Migration issues ratchet up tension between Poland and Germany

Migration issues ratchet up tension between Poland and Germany
“It would be better for you, Mr Chancellor, to inform yourself accurately about the actual situation and refrain from interfering in Polish affairs,” Poland’s Prime Minister Mateusz Morawiecki said. / bne IntelliNews
By Wojciech Kosc in Warsaw September 26, 2023

Poland expressed outrage on September 25 after German Chancellor Olaf Scholz hinted at tightening controls on the Polish-German border in the wake of a suspected bribes-for-visas scandal at the Polish foreign ministry.

“It would be better for you, Mr Chancellor, to inform yourself accurately about the actual situation and refrain from interfering in Polish affairs,” Poland’s Prime Minister Mateusz Morawiecki said.
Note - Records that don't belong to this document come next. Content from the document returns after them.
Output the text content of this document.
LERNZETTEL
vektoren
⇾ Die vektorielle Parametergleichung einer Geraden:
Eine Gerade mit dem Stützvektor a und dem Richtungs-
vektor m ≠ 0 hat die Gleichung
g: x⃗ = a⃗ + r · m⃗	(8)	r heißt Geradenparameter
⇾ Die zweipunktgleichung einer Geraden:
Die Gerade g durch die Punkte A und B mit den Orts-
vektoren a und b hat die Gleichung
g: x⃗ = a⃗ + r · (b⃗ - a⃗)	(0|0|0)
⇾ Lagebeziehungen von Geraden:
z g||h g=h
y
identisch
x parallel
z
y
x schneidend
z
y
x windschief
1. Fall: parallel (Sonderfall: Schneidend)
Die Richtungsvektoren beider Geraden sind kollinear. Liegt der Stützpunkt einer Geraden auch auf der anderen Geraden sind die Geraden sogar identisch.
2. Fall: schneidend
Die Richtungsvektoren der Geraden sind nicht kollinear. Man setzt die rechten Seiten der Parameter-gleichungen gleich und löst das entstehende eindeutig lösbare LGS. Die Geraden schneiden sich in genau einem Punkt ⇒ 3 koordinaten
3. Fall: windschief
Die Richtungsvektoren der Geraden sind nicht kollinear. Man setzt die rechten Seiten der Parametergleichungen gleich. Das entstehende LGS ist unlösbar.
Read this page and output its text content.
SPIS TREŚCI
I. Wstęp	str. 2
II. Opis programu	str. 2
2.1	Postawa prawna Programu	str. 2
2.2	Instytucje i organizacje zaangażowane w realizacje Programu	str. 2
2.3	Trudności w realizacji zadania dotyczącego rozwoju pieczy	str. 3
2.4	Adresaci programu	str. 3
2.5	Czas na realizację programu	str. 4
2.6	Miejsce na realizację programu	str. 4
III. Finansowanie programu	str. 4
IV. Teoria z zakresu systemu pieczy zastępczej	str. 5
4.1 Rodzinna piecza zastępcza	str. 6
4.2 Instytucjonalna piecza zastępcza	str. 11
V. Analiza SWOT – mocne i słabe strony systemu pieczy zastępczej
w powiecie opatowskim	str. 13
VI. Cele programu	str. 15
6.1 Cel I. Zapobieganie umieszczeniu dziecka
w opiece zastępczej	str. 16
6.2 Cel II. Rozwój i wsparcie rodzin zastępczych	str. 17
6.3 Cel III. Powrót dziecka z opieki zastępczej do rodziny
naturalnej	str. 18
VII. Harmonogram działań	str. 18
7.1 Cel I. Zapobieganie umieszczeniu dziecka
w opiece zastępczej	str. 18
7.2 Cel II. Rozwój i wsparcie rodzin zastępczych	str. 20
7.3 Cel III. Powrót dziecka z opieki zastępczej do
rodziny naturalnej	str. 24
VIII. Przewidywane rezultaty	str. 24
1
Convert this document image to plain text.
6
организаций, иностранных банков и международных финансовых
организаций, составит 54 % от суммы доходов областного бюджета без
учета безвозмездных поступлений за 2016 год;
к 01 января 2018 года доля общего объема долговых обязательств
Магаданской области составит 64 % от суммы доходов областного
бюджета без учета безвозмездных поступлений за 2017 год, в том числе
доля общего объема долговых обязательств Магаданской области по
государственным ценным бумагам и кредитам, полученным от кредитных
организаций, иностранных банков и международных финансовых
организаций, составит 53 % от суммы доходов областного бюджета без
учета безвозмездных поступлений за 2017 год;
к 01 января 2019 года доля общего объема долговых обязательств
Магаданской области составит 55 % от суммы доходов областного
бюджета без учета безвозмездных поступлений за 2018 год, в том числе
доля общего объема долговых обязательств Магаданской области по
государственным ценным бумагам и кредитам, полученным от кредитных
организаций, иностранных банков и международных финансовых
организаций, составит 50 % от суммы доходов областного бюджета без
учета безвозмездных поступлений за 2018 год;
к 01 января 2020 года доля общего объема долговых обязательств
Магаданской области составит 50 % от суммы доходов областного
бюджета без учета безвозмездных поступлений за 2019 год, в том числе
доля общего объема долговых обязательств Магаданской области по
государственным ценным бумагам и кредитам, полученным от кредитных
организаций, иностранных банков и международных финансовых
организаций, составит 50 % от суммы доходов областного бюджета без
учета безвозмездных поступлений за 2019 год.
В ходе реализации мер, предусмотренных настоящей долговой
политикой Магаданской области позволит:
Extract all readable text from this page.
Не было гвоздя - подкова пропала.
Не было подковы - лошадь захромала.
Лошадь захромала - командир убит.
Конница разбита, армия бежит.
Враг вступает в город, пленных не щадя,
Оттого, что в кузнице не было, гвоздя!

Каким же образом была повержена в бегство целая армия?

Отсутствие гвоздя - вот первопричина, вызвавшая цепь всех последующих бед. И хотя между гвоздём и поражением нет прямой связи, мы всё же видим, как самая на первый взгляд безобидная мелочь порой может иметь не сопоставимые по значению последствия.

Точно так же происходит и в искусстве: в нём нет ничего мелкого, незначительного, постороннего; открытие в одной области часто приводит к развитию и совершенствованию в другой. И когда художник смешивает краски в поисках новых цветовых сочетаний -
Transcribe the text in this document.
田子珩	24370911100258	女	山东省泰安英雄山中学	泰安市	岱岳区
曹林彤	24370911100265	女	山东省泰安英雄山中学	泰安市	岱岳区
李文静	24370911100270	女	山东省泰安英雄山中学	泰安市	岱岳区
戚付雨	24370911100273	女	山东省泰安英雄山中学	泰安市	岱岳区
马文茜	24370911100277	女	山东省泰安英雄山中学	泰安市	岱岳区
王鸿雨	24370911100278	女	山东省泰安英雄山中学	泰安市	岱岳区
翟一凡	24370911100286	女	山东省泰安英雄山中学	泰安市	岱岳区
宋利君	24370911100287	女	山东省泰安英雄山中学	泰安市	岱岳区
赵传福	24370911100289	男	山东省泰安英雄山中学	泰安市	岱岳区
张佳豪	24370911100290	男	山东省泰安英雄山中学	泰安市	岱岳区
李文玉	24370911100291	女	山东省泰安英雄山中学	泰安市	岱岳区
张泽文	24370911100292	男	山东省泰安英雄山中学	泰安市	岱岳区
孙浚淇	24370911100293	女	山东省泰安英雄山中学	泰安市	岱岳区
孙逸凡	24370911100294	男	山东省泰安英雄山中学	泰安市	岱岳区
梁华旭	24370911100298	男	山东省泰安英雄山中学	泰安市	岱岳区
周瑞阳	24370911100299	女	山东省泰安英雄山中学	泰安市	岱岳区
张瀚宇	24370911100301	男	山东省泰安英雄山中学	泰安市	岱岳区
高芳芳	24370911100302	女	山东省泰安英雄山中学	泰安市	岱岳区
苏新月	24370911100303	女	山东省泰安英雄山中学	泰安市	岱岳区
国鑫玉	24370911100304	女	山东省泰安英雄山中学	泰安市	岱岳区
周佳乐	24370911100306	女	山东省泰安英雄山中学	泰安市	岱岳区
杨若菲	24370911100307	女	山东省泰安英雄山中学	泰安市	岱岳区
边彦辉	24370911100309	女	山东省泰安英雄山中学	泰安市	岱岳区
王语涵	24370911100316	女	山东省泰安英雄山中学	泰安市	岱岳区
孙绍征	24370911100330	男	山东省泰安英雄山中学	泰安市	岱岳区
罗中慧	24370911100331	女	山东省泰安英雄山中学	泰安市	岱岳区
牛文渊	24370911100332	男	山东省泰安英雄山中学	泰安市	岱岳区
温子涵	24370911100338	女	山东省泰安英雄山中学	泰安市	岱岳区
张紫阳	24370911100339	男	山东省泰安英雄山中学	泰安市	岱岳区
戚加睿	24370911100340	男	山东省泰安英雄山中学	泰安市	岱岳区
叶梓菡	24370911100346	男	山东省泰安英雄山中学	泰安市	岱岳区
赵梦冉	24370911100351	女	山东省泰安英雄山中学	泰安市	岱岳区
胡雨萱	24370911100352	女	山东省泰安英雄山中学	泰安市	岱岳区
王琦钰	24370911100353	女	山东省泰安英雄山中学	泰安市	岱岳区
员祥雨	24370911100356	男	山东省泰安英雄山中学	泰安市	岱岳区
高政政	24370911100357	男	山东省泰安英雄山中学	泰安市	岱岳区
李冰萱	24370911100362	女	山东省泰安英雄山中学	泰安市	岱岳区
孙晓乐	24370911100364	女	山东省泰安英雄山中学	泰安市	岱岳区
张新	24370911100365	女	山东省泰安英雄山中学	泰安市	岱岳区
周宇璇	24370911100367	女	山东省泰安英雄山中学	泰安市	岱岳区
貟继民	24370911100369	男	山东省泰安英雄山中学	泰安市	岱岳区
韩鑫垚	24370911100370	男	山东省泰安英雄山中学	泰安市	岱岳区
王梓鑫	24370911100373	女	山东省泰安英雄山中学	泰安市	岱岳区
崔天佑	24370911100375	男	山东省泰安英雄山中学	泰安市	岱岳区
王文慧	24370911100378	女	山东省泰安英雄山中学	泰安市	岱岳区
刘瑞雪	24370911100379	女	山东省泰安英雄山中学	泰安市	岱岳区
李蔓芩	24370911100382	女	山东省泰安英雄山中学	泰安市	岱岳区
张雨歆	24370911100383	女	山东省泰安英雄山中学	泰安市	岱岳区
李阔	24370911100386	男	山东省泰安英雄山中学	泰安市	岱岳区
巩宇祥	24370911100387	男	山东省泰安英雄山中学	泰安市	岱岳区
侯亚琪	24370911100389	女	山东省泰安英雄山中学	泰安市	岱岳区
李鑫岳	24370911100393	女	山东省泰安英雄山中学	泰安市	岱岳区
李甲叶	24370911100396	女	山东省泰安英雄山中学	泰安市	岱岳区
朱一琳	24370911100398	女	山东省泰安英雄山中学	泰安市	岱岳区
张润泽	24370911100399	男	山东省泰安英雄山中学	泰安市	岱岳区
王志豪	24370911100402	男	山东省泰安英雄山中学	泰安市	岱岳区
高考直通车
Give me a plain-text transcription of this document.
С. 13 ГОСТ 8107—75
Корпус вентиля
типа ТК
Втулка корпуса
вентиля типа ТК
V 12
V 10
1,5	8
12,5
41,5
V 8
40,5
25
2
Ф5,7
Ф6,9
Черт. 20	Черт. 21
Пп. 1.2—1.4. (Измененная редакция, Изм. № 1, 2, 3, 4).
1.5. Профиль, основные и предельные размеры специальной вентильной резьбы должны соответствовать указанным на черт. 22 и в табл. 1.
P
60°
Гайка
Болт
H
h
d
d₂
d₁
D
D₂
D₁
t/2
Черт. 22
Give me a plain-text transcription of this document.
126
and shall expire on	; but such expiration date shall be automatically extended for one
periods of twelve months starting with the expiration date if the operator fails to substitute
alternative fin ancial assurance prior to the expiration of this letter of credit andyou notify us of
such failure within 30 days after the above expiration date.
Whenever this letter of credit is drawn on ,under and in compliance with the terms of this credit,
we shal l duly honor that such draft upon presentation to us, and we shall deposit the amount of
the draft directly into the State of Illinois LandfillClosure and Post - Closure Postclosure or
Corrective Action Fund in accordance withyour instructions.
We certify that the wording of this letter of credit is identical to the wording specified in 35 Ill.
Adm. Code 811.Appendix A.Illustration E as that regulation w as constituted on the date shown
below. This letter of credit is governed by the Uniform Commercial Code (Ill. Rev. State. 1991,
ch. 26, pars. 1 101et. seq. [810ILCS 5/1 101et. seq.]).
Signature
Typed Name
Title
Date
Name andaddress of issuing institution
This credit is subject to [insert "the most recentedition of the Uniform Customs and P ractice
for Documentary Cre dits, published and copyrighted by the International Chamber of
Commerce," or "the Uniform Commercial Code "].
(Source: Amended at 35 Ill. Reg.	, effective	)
Scholz had told the German news agency DPA at the weekend that Warsaw would have to be transparent. "I don't want people to just be waved through from Poland and us to have a discussion about asylum policy afterward," he said.

The row threatens to worsen already rocky relations between Warsaw and Berlin, with the ruling Law and Justice party accusing the opposition Civic Platform party of taking orders from Germany if it wins the general election next month.

The Polish government is currently busy deflecting accusations during a heated election campaign  for reportedly letting thrive a corrupt ring in the foreign affairs ministry that sold Polish visas in African and Asian countries. At the same time, the ruling Law and Justice (PiS) party paints a picture of illegal migration being the chief threat to Poland’s security.

Warsaw said on September 25 that it was tightening control on the border with Slovakia. After Hungary released some 2,000 traffickers, Slovakia has experienced a surge in irregular migration, which has also become an  issue there before the general election on September 30. The opposition Smer party has been exploiting the situation to and call on the technocratic cabinet to close down Slovak borders.

“Along the so-called Balkan route, illegal migrants travel through Hungary and Slovakia because there is no border between Poland and Slovakia,”  Morawiecki told a campaign rally in Krasnik, eastern Poland.

“I have ordered the interior minister to introduce checks on the Polish-Slovak border of minibuses, vans, cars and buses that may be suspected of carrying illegal immigrants, so that no one accuses us of having a leaky border,” Morawiecki stated.

According to press reports in recent weeks, a high official in the foreign ministry led a corrupt operation in which Polish consulates in Africa and Asia would let applicants with money  circumvent visa procedures.

The PiS government denies that the irregularities were systemic and says that the number of visas issued for cash was in the hundreds only – rather than the tens of thousands that the media allege.

The deputy foreign minister responsible for the oversight of the visa regime has been dismissed since and some arrests have also been made in the case.

Berlin claims that it is seeing a ripple effect of Poland’s neglect. Illegal border crossings into Germany shot up by over 25% in August compared to the previous month and nearly doubled in annual terms, German federal police claims, Euractiv reported.

“From my perspective [temporary border checks at the Polish and Czech border] are a possible option to fight harder against [migrant] smugglers,” German Interior Minister Nancy Faeser told Welt am Sonntag.

Migrants in the campaign heat

The migration issue is central in the increasingly heated campaign ahead of an election in Poland on October 15.

The PiS government says that only its third term in office would guarantee stopping illegal migration and save Poland “street unrest as seen in Western Europe”.

The opposition says that PiS is merely posturing while the bribes-for-visas scandal is proof that the ostensibly anti-migration ruling party is in fact oblivious to problems of mass migration.

“Our Nato allies are deeply concerned that migrants with Polish visas are even at the Mexican-US border,” Donald Tusk, the leader of Civic Coalition, PiS’ biggest rival in the upcoming election, said at a rally in Otwock near Warsaw.

“Our allies have already pointed out that in their assessment, at least several hundred individuals suspected of terrorism or attempted acts of terrorism entered Europe on Polish visas,” Tusk also said.

The PiS government is so touchy about migration that it rolled out a campaign against an acclaimed filmmaker Agnieszka Holland and her new feature Zielona granica (Green Border) about the events on the Polish-Belarusian border.

Poland keeps an enlarged military and police presence along its border with Belarus, where a concertina-topped fence was built to stave migrants off. Polish services have long been accused to violating human rights of migrants who manage to cross into Poland – which is what Holland’s film depicts.

PiS has called the film “an anti-Polish collection of brazen lies.”

PiS leads the polls in Poland but is not popular enough to win a majority in the next parliament and would most likely need a coalition partner – as long as the opposition fails to attract enough seats to form a government.